Curiosamente, o estilo de vida subterrâneo também pode oferecer alguma proteção contra terramotos. Wright descreve que os tremores de terra na região produzem um ruído vibrante que aumenta e passa através do subterrâneo até ao outro lado.
“Tivemos dois [terramotos] desde que me mudei para cá e nunca sequer me abalei”, conta. Mas o nível de segurança das estruturas subterrâneas durante atividades sísmicas depende inteiramente do seu tamanho, complexidade e profundidade.
Configuração ideal
A questão é se as casas subterrâneas poderiam ajudar as pessoas a combater os efeitos das mudanças climáticas em outros lugares do planeta. E por que elas são tão poucas?
Existem diversas razões que explicam a praticidade única da construção de subterrâneos em Coober Pedy. A primeira são as rochas da região.
“Elas são muito moles, podemos raspá-las com um canivete ou com a unha”, afirma Barry Lewis, funcionário do centro de informações turísticas da cidade. Por esta razão, quando os moradores precisam de mais espaço, às vezes simplesmente começam a cavar. E, como se trata de uma área de mineração de opala, não é raro que um projeto de obras acabe por dar lucro.

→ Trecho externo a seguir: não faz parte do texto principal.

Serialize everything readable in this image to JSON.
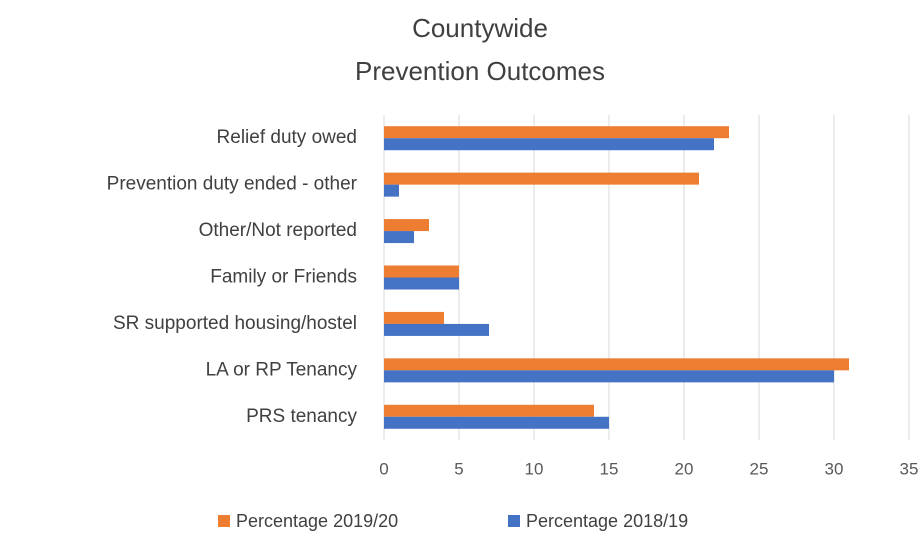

Já houve um homem que encontrou uma gema grande a sair da parede enquanto instalava um chuveiro e, durante uma obra de ampliação, um hotel local descobriu opalas no valor de 1,5 milhões de dólares australianos.
Na verdade, a construção de túneis em Coober Pedy é tão simples que muitos moradores têm casas de luxo sofisticadas, com piscinas subterrâneas, salões de jogos, grandes banheiros e salas de estar de alto padrão.
Um morador local chegou a descrever sua casa subterrânea “como um castelo”, com 50 mil tijolos aparentes e portas em arco em todos os quartos.
Questão de humidade
Mas os banquetes de Cooper Pedy seriam impossíveis noutro lugar. A humidade é um grande desafio para qualquer estrutura subterrânea.
Das muitas moradias em rochas habitadas por seres humanos, a maioria fica em locais secos. Elas incluem as torres e paredes construídas nos rochedos de Mesa Verde, no Colorado (Estados Unidos), habitadas durante mais de 700 anos pelo povo ancestral conhecido como Pueblo, até os elaborados templos, túmulos e palácios escavados no arenito rosa de Petra, na Jordânia.
Mas construir por baixo da terra em regiões mais húmidas é claramente mais complicado. O metro de Londres é um exemplo. Para impermeabilizar os seus túneis subterrâneos originais, construídos no século XIX, foram revestidos com diversas camadas de tijolos e uma generosa camada de betão.
Mas, em Coober Pedy, as condições são áridas até nos subterrâneos. “Aqui é muito, muito seco”, afirma Wright.
Poços de ventilação garantem o fornecimento adequado de oxigénio e permitem que a humidade das atividades internas escape do subterrâneo. Muitas vezes, são simples canos que se estendem através do teto.
De facto, é possível que as curiosas pirâmides de areia de Coober Pedy comecem a pipocar noutros lugares do mundo no futuro próximo.